In den traditionellen Hochburgen der Innerschweizer Schwyzerörgeli-Musik, wo jahrzehntelang die klassischen «Nussbaumer»-Instrumente den Ton angegeben haben, erobern heute Meisterinstrumente von Toni Flückiger mit bemerkenswertem Erfolg die Herzen der Spielerinnen und Spieler. Diese faszinierende Entwicklung war für mich Anlass genug, mit Toni Flückiger ein Gespräch über seine kunstvoll gefertigten Instrumente zu führen. Was macht eine «Toni Flückiger» so besonders? Und wie gelang es diesem Instrumentenbauer, eine neue Tradition zu begründen, die selbst im Vergleich mit den hochgeschätzten historischen Vorbildern mehr als nur bestehen kann?
Haeme Ulrich: Wie bist du zum Bau von Schwyzerörgeli gekommen? Gab es einen Auslöser-Moment?
Toni Flückiger: An den ersten Orgeln habe ich schon als Schulbube rumgebastelt und diese zerlegt. Zusammen mit meinem Vater und einem Freund haben wir unzählige Stunden in die Mystik der «Nussbaumer-Orgeln» gesteckt. Was ist der Grund, warum diese Örgeli dermassen klingen, ist es das Holz, die Stimmen oder gar das Alter der Orgeln? Was genau wusste Josef Nussbaumer über die Materie? Was steckt hinter der Mystik der «Nussbaumer-Orgeln»?

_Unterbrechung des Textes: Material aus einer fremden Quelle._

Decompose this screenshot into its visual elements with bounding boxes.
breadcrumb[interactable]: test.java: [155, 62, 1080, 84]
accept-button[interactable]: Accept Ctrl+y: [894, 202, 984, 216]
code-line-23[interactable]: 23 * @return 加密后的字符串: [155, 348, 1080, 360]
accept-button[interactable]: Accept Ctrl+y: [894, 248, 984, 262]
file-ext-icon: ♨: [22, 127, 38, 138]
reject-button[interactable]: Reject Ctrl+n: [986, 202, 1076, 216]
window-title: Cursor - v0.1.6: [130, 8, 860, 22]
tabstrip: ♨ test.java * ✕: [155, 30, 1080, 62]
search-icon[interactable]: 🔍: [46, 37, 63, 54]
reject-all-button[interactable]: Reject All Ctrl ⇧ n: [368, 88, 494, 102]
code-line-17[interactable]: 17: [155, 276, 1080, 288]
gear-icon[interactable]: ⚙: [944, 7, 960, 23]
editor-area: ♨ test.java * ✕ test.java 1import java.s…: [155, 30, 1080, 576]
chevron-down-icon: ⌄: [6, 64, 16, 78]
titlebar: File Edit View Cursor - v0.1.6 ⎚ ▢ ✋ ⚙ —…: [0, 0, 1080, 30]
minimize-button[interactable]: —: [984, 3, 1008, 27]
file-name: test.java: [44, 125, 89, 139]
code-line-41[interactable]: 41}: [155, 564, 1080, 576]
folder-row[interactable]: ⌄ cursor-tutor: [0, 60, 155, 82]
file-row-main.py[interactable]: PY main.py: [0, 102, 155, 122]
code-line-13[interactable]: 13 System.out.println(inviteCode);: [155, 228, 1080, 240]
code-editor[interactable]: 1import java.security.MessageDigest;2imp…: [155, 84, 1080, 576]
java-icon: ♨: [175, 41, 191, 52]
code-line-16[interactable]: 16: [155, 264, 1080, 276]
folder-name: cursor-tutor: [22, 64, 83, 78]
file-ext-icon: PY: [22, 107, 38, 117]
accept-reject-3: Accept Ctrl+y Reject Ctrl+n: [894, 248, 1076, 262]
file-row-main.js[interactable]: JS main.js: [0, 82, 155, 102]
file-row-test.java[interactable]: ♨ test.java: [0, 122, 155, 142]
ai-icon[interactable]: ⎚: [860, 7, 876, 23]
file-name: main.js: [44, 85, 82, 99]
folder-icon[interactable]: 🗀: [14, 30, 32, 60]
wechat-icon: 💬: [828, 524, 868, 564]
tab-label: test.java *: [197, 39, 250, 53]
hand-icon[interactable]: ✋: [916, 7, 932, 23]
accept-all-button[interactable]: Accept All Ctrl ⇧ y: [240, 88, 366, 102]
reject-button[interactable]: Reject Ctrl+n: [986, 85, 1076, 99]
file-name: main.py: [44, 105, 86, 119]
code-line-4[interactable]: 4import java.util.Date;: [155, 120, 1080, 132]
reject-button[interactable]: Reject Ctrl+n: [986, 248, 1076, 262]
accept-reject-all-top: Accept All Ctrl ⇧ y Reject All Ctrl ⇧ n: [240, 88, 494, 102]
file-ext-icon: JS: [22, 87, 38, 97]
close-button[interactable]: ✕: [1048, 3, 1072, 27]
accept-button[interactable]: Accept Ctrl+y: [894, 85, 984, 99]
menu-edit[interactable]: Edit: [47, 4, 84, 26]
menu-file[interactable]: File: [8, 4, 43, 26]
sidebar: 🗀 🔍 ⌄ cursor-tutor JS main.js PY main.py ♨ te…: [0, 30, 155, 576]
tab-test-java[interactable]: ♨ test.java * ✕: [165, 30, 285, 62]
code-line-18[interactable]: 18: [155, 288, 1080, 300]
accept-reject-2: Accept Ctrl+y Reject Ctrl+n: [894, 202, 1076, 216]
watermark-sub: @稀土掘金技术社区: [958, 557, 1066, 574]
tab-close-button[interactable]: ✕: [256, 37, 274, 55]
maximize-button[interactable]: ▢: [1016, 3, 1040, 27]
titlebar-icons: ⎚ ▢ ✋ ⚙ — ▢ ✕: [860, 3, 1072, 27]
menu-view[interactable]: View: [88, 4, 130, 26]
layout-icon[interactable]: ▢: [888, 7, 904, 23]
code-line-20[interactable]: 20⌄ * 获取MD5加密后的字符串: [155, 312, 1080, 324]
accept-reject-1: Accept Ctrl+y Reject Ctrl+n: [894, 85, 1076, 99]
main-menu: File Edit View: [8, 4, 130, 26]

Haeme Ulrich: Was fasziniert dich an der Schwyzerörgeli-Musik im Innerschweizer-Stil? Was fasziniert dich an den traditionellen Innerschweizer-Instrumenten?
Toni Flückiger: Durch meinen Vater sind wir auf die «Mosibuebe» und deren einzigartigen Musikstil gestossen sowie auch auf weitere unglaubliche Formationen. Die alten Tänze von «Stump und Schmidig», «Pitschä» etc. sowie die Eigenkomposition der Gebrüder Lüönd haben uns auf Anhieb enorm gefallen. Die «Nussbaumer-Orgeln» haben der Musik ein unglaubliches Klang- und Tonvolumen verliehen. Hörte man Martin Nauer Senior auf seiner 36er «Nussbaumer» alleinig spielen, hätte man meinen können, es spiele ein ganzes Orchester. Für uns waren solche Begegnungen bis tief in den innersten Kern des Herzens prägend. Nach den «Nussbaumer» waren es auch die «Zürcher-Schmidig-Örgeli» und die «Zürcher-Örgeli», welche mich fasziniert haben.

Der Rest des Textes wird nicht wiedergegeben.